Le giraffe non hanno un ruolo primario nell’educazione dei propri piccoli. Benché interagiscano con loro amichevolmente, soprattutto nei primi mesi, quando ancora il cucciolo è vulnerabile. E tende soprattutto a nascondersi, usando il suo manto maculato. Che funziona, però fino a un certo punto. Perché comunque nel pericolo, quando per l’appunto: hic sunt leones, c’è sempre qualcuna/o pronta/o a intervenire. Che sia la propria madre o quella d’altri, non importa. La giraffa non è predisposta alle formalità. E neanche…
…L’elefante! Cambio radicale di ambientazione. Quando si tratta di amore materno tutto il mondo è paese. Qui siamo nell’Elephant Nature Park, nella Thailandia settentrionale. Dove appare veramente chiaro, nel frangente odierno, come “pesce fuor d’acqua” sia un termine che si applica altrettanto bene all’incontrario. Avevate mai visto un cucciolo di pachiderma dentro un fiume troppo alto e rapido per lui? Gli occhi sgranati, le orecchie che si agitano, la proboscide protesa verso l’alto! Viene da chiedersi chi gliel’abbia fatto fare. Perché di tigri, o dragoni, o altri presunti predatori di foreste estremo orientali, non c’è traccia. Eppure costui sembra, ad un secondo sguardo, tanto a rischio quanto la giraffina d’apertura.
Se non che la sua famiglia, questa volta tutta assieme, era lì pronta ad aiutarlo. Si assiste qui alla formazione istantanea di una crèche, il gruppo fluido che difende la generazione successiva. Nel momento del bisogno, quando l’acqua stava per condurre il giovane quadrupede ad un’improvvida e spiacevole fine, sorge tutto intorno una muraglia grigia di zamponi e pelo raso. È particolarmente interessante notare come una singola madre, per quanto amorevole, non avrebbe potuto risolvere la situazione. La corrente era troppo forte, per fermarla con un corpo solo. L’acqua troppo alta, per tirarlo fuori facilmente. E invece adesso, eccolo lì bagnato, ma felice. Difficile interpretare la sua espressione di ragazzo un po’ troppo coraggioso, però sembra quasi che si stia divertendo. I suoi barriti e il movimento della testa sottintendono liberazione: dalle ansie, dagli affanni o dalla preoccupazione della fine.
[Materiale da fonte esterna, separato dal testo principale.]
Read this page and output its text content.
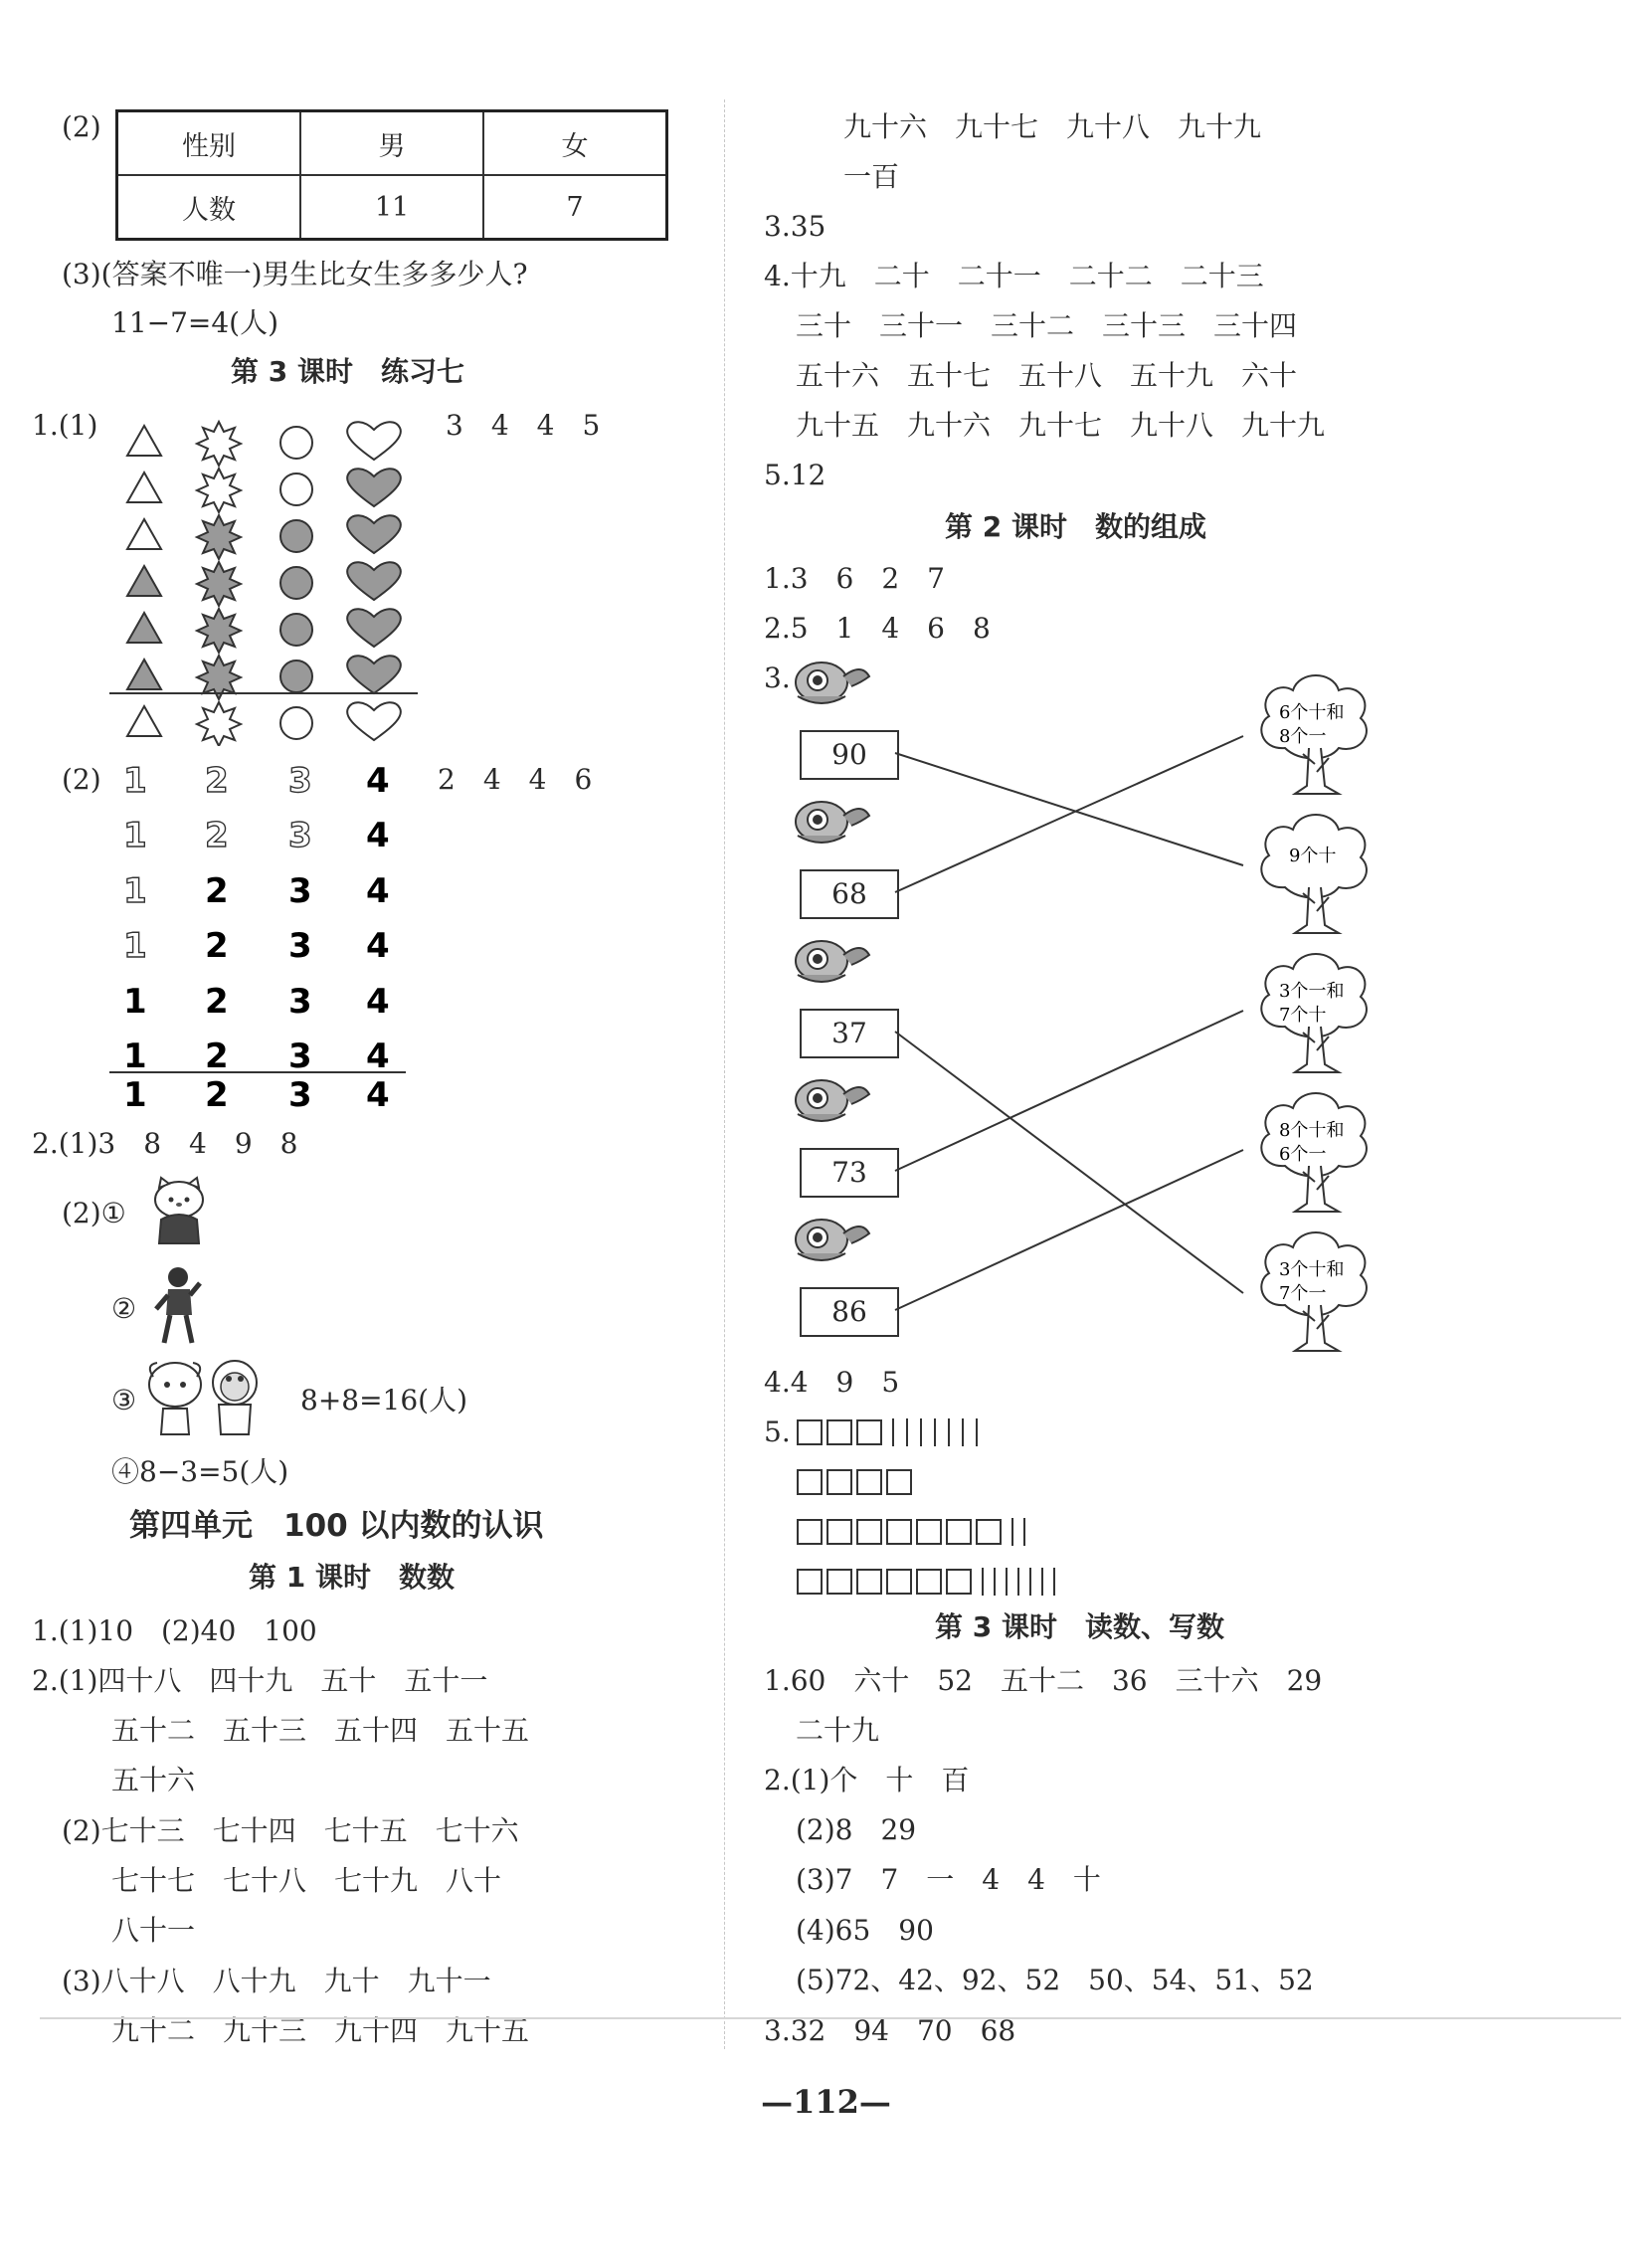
(2)
性别	男	女
人数	11	7
(3)(答案不唯一)男生比女生多多少人?
11−7=4(人)
第 3 课时　练习七
1.(1)	3　4　4　5
(2)	2　4　4　6
1 2 3 4
1 2 3 4
1 2 3 4
1 2 3 4
1 2 3 4
1 2 3 4
1 2 3 4
2.(1)3　8　4　9　8
(2)①
②
③	8+8=16(人)
④8−3=5(人)
第四单元　100 以内数的认识
第 1 课时　数数
1.(1)10　(2)40　100
2.(1)四十八　四十九　五十　五十一
五十二　五十三　五十四　五十五
五十六
(2)七十三　七十四　七十五　七十六
七十七　七十八　七十九　八十
八十一
(3)八十八　八十九　九十　九十一
九十二　九十三　九十四　九十五
九十六　九十七　九十八　九十九
一百
3.35
4.十九　二十　二十一　二十二　二十三
三十　三十一　三十二　三十三　三十四
五十六　五十七　五十八　五十九　六十
九十五　九十六　九十七　九十八　九十九
5.12
第 2 课时　数的组成
1.3　6　2　7
2.5　1　4　6　8
3.
6个十和
8个一
9个十
3个一和
7个十
8个十和
6个一
3个十和
7个一
90
68
37
73
86
4.4　9　5
5.
第 3 课时　读数、写数
1.60　六十　52　五十二　36　三十六　29
二十九
2.(1)个　十　百
(2)8　29
(3)7　7　一　4　4　十
(4)65　90
(5)72、42、92、52　50、54、51、52
3.32　94　70　68
—112—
Un cambiamento che ricorda da vicino quello dei primati o degli umani, addirittura, quando si affidano completamente ai propri genitori, dopo un’esperienza spiacevole e ben presto superata. È tutta una questione di saggezza, frutto dell’esperienza maturata prima. Del desiderio che ci siano i presupposti per il dopo.
Nelle oscure profondità oceaniche esiste un tipo di balena che può pesare fino a 180 tonnellate. Con oltre 33 metri di lunghezza, si tratta dell’essere più imponente di questo pianeta. Appartenendo all’ordine dei mammiferi, esattamente come noi, la giraffa e l’elefante, ella partorisce il figlio già formato e poi lo allatta per un anno (100 galloni al giorno!) Lo aiuta a procacciarsi il cibo, lascia che nuoti nella sua potente scia, gli insegna come riemergere per assorbire ossigeno. Chi può dire, al termine di quel periodo, cosa pensi lei? Finalmente. Oppure: meno male! Ma se ciò che conta sono i gesti, allora c’è un ordine naturale che ci unisce tutti quanti, come esseri viventi a sangue caldo. Son tutte belle le mamme del mondo: col collo lungo e maculato, la proboscide o le ciclopiche ed azzurre pinne.